February 24th, 2010
O young people, silence your cells and untwit your twitters! Stretch your stiff little thumbs and unbud your ears while I tell you about The Way Things Were Back Then. In deference to my laziness and your attention spans, I'll keep it brief.
Back then we all remembered phone numbers, sometimes dozens of them, and particularly our own, which we were forced at an early age to memorize in case we got lost or kidnapped. The assumption was that a benevolent or malevolent adult would ask our number and we, doe-eyed, would rattle off the seven digits that could connect this person instantly to our family dwelling, where - if our parents weren't out weeping at the police station - they would be sitting at home by the phone, furiously planning our punishments or re-counting ransom money.
We remembered other numbers too.
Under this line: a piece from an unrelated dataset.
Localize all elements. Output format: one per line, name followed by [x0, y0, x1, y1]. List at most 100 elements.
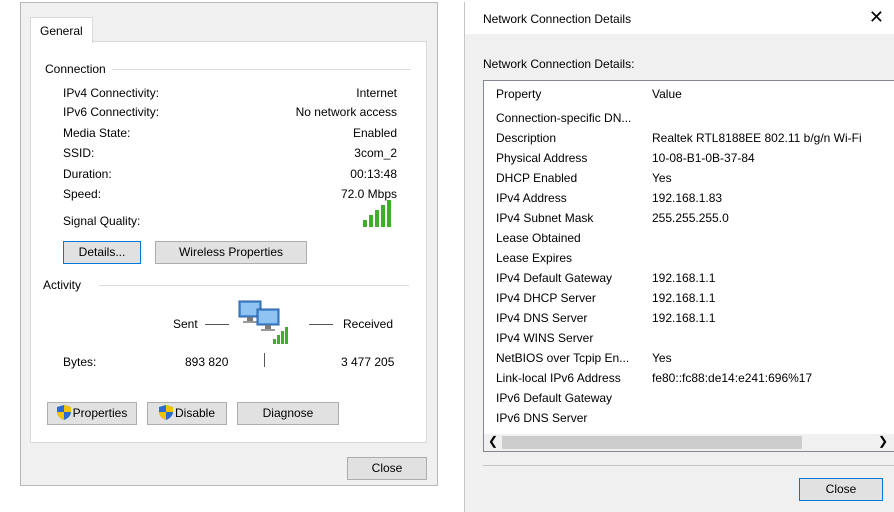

Those of our children and sisters and cousins, our best friends, our sweethearts and exes, our employers and schools, and oh, yes, that popular dreamboat from third period who we'd never actually call, but whose number we'd looked up in the phone book and committed to memory along with the set of wedding rings that would best match both of our skin tones. I still sing that one to myself in my sleep. We knew these numbers by heart, but we wrote them down in little paper phone books just in case. Our parents wrote us young people down in pencil because we'd move and move and move again, whereas our ancient uncles' and grandparents' digits could easily have been scratched in concrete until it was time for a nursing home.
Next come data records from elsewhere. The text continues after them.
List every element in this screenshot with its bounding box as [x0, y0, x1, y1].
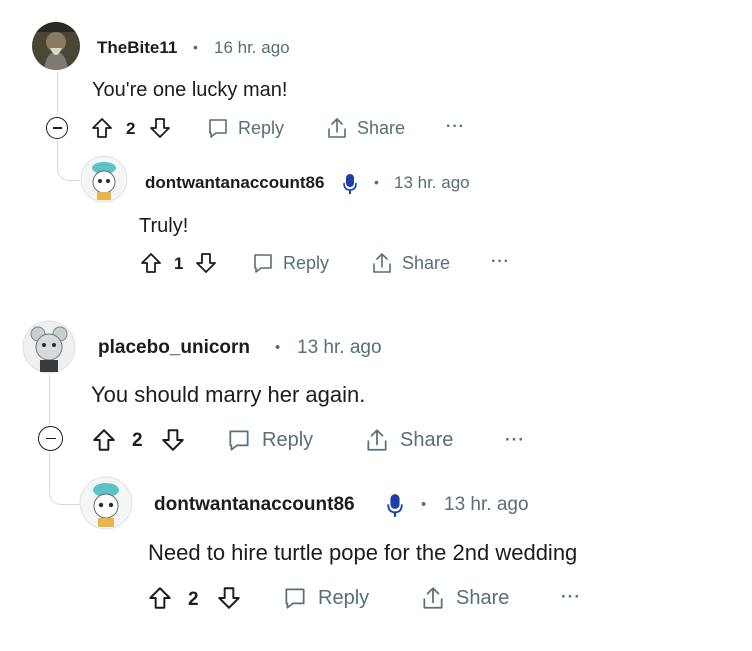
- more-options-button[interactable]: ···: [491, 253, 510, 271]
- upvote-button[interactable]: [139, 251, 163, 275]
- comment-body: Truly!: [139, 215, 189, 237]
- vote-count: 2: [188, 589, 199, 610]
- vote-count: 2: [132, 430, 143, 451]
- comment-icon: [229, 430, 249, 451]
- more-options-button[interactable]: ···: [561, 587, 581, 607]
- meta-separator: •: [374, 174, 379, 190]
- comment-author[interactable]: TheBite11: [97, 38, 177, 58]
- avatar[interactable]: [32, 22, 80, 70]
- reply-connector: [57, 140, 80, 181]
- thread-line: [57, 72, 58, 114]
- comment-author[interactable]: placebo_unicorn: [98, 337, 250, 359]
- comment-body: You're one lucky man!: [92, 79, 288, 101]
- downvote-icon: [218, 587, 240, 609]
- share-button[interactable]: Share: [420, 585, 509, 611]
- share-label: Share: [357, 117, 406, 138]
- comment-timestamp[interactable]: 13 hr. ago: [297, 337, 382, 359]
- reply-label: Reply: [262, 428, 314, 451]
- comment-timestamp[interactable]: 13 hr. ago: [394, 173, 470, 193]
- upvote-button[interactable]: [91, 427, 117, 453]
- downvote-icon: [150, 118, 170, 138]
- share-button[interactable]: Share: [325, 116, 405, 140]
- share-label: Share: [456, 586, 510, 609]
- reply-connector: [49, 452, 80, 505]
- upvote-icon: [92, 118, 112, 138]
- share-icon: [328, 118, 346, 138]
- reply-button[interactable]: Reply: [282, 585, 369, 611]
- voice-mic-icon: [343, 173, 357, 200]
- meta-separator: •: [275, 339, 281, 356]
- reply-button[interactable]: Reply: [226, 427, 313, 453]
- comment-timestamp[interactable]: 13 hr. ago: [444, 494, 529, 516]
- share-label: Share: [400, 428, 454, 451]
- meta-separator: •: [193, 39, 198, 55]
- upvote-icon: [141, 253, 161, 273]
- share-icon: [367, 429, 387, 451]
- downvote-button[interactable]: [160, 427, 186, 453]
- share-icon: [373, 253, 391, 273]
- reply-label: Reply: [238, 117, 285, 138]
- share-button[interactable]: Share: [364, 427, 453, 453]
- meta-separator: •: [421, 496, 427, 513]
- reply-button[interactable]: Reply: [206, 116, 284, 140]
- share-icon: [423, 587, 443, 609]
- upvote-icon: [149, 587, 171, 609]
- upvote-button[interactable]: [147, 585, 173, 611]
- comment-author[interactable]: dontwantanaccount86: [145, 173, 324, 193]
- downvote-button[interactable]: [148, 116, 172, 140]
- share-label: Share: [402, 252, 451, 273]
- avatar[interactable]: [22, 320, 76, 374]
- downvote-icon: [196, 253, 216, 273]
- upvote-icon: [93, 429, 115, 451]
- more-options-button[interactable]: ···: [446, 118, 465, 136]
- collapse-thread-button[interactable]: [46, 117, 68, 139]
- avatar[interactable]: [80, 155, 128, 203]
- reply-label: Reply: [283, 252, 330, 273]
- avatar[interactable]: [79, 476, 133, 530]
- reply-label: Reply: [318, 586, 370, 609]
- vote-count: 1: [174, 254, 184, 273]
- comment-timestamp[interactable]: 16 hr. ago: [214, 38, 290, 58]
- comment-body: You should marry her again.: [91, 382, 366, 407]
- comment-icon: [285, 588, 305, 609]
- comment-icon: [209, 119, 227, 138]
- downvote-button[interactable]: [194, 251, 218, 275]
- downvote-button[interactable]: [216, 585, 242, 611]
- thread-line: [49, 375, 50, 425]
- comment-author[interactable]: dontwantanaccount86: [154, 494, 355, 516]
- downvote-icon: [162, 429, 184, 451]
- more-options-button[interactable]: ···: [505, 430, 525, 450]
- collapse-thread-button[interactable]: [38, 426, 63, 451]
- comment-body: Need to hire turtle pope for the 2nd wed…: [148, 540, 578, 565]
- vote-count: 2: [126, 119, 136, 138]
- reply-button[interactable]: Reply: [251, 251, 329, 275]
- comment-icon: [254, 254, 272, 273]
- voice-mic-icon: [387, 493, 403, 523]
- upvote-button[interactable]: [90, 116, 114, 140]
- share-button[interactable]: Share: [370, 251, 450, 275]
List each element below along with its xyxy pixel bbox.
When the phone rang, you ran, because it might be a while before you talked to this person again. There were no chats unless there was tea. Skype was merely another inconvenience curable by a course of penicillin and a few Hail Marys. You ran because there was no answering machine, and because when there finally was an answering machine, your mother would be on it, talking extra slowly and loudly, and she'd call back until you had no option other than to pick up the phone or throw away the answering machine and its cassette, and then where would you be when your long-distance lover spent precious dollars trying to reach you? (Long distance cost, like, six dollars a minute. True story: my then-boyfriend called me from a trip to Norway and our phone sex cost him hundreds. Twice. Although I dumped him when he got back, he still claimed I was worth it. Just sayin'.)
We lived in houses with so many roommates. Four, seven, ten, even fifteen housemates. Hard to say whether it was better or worse with an odd or even number of them. I usually favored even, just for symmetry's sake, but that's me. We'd split the fridge and pantry so that there was no (overt and voluntary) sharing of food, but we all had to share the same phone line. All us Mikes and Steves and Jennifers and Amys would irritably wait for our turn on the phone while some other Heather or David hogged the living room blabbing for hours with their bestest friend of the week. And then, once a month, the phone bill would come. Type-A David would highlight his long distance calls and post the bill on the fridge with a tidy passive-aggressive note about how everyone should claim all their calls this time and pay up before the-Christmas-after-next. Some Jennifers and Steves would halfheartedly eyeball the list and check off any calls to the 914 or 718 area codes, and all the Mikes, Amys, and Heathers would ignore the whole mess until six weeks and another bill later, after David had paid it all out of his pocket and called a house meeting about how he wasn't our mom and everybody had better claim their calls before the next phone bill or he'd take his name off the thing, and did anyone else have a good enough credit rating to be put on the bill instead? So Steve would claim that he didn't know anyone long distance and storm out of the room, Mike and Jennifer would initial a few calls, and Amy would sigh and pay for all those unclaimed calls to Detroit, Montgomery, Bakersfield, even though she was actually the only one who hadn't made any of them, because Amy was the one would have her name on the bill when Type-A David finally moved out in a huff.